For some reason, I frequently talk about 2015. I talk about it like it was my year. I wonder if I'm stuck in the past. I wonder if it has something to do with being 17. I didn't turn 17 last year but I was 17 for 6 months. I feel like that's the golden age for me. The age where I start to realise things. Or maybe it was turning 18. The 'transition' into adulthood.

I feel like I should talk about it for the last time. 2015.

Friends.

I feel like I have the inability to be close with anyone. I never had a friend that I truly loved or cared for and vice versa. I don't open up fully or express my feelings. I don't think I ever had a friend that made me look at them and wish for us to grow old together. Everyone is temporary. When I graduated high school, my first thought was that I didn't want to connect with my group of friends. I wanted to go separate ways. I didn't connect with them. I feel like they were the type of people who temporarily cared about me for a while but not a life time.
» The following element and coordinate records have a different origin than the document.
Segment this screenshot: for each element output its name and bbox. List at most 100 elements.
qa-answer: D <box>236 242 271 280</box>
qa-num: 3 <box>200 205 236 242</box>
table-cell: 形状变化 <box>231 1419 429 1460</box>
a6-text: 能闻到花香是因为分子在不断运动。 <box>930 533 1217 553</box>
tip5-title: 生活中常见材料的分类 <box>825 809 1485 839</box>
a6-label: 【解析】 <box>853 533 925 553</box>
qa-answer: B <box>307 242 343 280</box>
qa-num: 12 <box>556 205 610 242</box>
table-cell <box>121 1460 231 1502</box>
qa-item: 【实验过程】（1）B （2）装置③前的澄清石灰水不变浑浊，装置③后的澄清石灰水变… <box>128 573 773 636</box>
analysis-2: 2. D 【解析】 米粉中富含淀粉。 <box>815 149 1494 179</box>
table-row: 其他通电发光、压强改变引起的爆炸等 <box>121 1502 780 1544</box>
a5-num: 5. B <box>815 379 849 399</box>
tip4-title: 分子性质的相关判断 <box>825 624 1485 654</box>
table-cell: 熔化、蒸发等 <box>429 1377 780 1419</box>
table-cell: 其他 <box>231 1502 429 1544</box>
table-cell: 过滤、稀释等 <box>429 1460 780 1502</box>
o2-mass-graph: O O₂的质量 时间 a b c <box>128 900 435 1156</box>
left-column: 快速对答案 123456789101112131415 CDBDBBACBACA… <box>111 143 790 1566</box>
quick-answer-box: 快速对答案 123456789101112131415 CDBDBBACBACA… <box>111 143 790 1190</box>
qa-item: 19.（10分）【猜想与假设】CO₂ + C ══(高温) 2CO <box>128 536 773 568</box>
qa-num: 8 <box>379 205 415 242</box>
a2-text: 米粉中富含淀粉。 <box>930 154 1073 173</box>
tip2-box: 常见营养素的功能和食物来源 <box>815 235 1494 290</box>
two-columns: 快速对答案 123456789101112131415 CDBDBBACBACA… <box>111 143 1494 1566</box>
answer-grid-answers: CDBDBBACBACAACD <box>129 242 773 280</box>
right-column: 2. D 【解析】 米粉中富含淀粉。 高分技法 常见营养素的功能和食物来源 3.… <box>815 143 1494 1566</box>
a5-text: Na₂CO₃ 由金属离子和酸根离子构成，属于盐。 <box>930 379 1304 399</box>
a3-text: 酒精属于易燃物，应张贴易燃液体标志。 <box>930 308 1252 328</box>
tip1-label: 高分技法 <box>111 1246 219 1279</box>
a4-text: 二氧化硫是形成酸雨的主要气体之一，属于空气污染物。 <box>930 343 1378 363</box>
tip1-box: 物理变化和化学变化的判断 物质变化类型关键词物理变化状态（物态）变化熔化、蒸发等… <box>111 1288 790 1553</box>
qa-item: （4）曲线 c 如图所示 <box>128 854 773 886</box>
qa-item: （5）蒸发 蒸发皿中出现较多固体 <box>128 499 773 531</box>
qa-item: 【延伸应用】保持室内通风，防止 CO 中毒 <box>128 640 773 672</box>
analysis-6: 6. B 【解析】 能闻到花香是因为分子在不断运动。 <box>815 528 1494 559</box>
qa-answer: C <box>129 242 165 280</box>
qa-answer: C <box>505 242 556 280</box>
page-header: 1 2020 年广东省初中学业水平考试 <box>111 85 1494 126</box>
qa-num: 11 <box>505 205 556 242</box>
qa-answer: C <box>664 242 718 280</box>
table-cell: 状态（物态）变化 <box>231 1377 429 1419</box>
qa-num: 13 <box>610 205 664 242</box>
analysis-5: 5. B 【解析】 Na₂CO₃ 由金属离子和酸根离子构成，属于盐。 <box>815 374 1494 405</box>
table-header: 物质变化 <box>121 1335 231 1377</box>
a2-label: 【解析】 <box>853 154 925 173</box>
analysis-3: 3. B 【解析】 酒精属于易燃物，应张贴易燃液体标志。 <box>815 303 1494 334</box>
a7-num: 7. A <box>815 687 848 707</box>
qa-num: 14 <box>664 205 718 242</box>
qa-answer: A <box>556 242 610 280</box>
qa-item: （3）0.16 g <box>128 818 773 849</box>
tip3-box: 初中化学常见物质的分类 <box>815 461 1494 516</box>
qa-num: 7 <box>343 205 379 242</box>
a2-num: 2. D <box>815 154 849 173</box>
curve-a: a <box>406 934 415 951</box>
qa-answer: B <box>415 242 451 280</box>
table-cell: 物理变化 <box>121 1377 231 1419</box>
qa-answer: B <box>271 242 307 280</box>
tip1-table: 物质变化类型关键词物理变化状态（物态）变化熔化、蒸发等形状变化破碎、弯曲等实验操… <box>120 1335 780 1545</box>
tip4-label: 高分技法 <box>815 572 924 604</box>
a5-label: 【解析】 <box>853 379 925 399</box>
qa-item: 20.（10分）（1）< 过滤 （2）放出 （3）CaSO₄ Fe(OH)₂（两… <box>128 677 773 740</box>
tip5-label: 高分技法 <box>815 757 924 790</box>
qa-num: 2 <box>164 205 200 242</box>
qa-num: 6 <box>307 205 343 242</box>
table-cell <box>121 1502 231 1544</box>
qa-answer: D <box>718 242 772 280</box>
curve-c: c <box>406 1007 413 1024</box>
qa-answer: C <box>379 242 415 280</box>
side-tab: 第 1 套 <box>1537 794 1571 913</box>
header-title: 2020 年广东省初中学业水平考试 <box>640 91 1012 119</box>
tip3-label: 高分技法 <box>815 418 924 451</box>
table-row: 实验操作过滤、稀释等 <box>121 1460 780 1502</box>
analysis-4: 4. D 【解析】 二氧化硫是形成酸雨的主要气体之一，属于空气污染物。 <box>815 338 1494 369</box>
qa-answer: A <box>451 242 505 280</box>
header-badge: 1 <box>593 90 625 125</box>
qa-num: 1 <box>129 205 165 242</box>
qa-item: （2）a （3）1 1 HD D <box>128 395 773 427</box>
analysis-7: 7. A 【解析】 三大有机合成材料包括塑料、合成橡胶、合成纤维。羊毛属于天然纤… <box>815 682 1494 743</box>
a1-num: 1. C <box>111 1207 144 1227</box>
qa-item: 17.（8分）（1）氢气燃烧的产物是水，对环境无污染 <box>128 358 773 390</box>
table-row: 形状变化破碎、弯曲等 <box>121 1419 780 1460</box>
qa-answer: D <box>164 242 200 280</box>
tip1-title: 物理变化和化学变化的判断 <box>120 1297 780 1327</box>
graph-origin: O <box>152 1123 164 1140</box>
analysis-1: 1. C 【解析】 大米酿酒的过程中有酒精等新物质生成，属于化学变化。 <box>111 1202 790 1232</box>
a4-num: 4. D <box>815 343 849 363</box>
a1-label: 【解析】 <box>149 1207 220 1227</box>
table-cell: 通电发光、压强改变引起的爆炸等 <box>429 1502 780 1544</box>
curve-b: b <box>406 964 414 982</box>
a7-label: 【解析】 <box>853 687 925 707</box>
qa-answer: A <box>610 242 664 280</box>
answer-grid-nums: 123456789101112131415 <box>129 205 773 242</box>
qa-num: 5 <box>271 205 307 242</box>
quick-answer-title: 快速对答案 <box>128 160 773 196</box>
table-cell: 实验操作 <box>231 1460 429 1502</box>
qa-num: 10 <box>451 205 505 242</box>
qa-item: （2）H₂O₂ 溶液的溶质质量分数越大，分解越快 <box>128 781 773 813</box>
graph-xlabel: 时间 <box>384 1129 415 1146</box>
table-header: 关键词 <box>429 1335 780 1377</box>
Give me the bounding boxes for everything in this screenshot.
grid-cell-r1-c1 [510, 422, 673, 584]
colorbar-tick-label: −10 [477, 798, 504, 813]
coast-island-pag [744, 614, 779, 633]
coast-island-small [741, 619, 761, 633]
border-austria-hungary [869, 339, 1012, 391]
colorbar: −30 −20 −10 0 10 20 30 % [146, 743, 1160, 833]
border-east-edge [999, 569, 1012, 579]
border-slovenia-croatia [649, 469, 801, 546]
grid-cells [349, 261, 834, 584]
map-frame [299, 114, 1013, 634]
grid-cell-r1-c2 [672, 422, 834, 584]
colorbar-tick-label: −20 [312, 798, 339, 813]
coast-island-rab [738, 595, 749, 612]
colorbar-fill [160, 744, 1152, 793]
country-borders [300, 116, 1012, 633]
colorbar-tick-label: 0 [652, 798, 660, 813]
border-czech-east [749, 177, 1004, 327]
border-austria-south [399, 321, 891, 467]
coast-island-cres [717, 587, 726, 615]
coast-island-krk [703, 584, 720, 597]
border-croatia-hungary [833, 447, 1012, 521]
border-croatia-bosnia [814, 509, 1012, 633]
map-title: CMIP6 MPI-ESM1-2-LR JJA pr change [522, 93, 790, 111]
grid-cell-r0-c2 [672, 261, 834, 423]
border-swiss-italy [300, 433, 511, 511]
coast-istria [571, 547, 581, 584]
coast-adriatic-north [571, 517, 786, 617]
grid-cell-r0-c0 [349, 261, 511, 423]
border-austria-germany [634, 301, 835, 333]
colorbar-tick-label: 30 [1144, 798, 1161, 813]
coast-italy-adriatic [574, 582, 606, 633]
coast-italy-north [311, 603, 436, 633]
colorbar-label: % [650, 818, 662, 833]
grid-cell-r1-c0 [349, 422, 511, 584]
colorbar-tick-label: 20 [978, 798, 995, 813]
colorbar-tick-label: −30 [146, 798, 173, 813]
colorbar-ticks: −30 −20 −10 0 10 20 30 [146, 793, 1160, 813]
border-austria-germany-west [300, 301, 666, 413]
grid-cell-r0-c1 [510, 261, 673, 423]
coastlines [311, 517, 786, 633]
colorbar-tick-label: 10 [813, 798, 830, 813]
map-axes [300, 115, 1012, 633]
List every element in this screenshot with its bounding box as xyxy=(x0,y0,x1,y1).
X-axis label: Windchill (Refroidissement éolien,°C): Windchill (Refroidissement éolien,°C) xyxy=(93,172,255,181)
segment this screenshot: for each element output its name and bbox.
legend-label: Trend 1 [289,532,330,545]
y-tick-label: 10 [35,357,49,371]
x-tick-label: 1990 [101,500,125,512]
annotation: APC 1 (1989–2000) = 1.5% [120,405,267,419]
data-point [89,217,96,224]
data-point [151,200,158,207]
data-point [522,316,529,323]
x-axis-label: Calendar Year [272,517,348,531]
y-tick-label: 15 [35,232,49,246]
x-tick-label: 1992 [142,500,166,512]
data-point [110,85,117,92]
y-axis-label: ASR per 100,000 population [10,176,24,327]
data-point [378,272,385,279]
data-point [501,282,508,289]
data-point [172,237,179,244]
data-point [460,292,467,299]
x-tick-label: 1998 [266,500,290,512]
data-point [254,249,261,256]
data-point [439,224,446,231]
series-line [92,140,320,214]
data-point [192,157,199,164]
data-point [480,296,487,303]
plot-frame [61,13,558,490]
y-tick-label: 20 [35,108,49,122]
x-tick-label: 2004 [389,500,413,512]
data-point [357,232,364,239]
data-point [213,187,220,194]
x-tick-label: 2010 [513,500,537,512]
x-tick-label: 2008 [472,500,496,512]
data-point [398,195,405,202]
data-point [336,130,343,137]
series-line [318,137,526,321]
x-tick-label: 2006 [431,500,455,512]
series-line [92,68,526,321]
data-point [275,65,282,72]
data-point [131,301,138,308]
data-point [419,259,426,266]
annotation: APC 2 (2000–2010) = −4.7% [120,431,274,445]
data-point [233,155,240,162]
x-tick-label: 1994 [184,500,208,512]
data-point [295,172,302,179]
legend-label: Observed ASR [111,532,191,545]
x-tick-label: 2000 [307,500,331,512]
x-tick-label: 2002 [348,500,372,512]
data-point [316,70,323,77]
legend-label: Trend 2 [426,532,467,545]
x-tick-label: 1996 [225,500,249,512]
So from that I stopped communicating with anymore for months. I thought that once I started University, I would make a group of friends that I was able to connect with. Someone that my soul can grow attached to. I think I was never cut out to be such a social person. I was truly a fake person. I pretended that I was interested in whatever someone was talking about. I tried to get into politics just to keep with them. So I decided to cut everyone off.

It was just me. 2015 was just filled with dates with myself. On New Year's eve, it was the first time all year that I needed interaction. Because I had cut off many people, I felt more alone than ever. So in the end I had only 3 friends left. Which is better than nothing.


Misanthropy. 

I hated everyone. This is the peak of my angsty teen bull. I don't really have any comment for this. People are fake and I hated that. Period.


Religion

I decided to stop fighting it. I don't believe there is a God anymore. It was always a struggle to try and love God. I didn't want to fake my feelings. I hated praying. It felt like I was talking to no one. Praying seemed like false hope.


False happiness

What bothers me the most was that I thought I loved myself. I thought I had accepted life as it is. I thought I had entered Nirvana and that I was beyond everyone else. In a way, I thought I had broken the fourth wall. I'm the observer of the world. I actually believed that I was at the peak of maturity. I believed that I stopped growing up, just growing old. Ha, I was happy with my mentality. To think that it was happiness when in fact it was the lowest point in my life. The act of an immature person.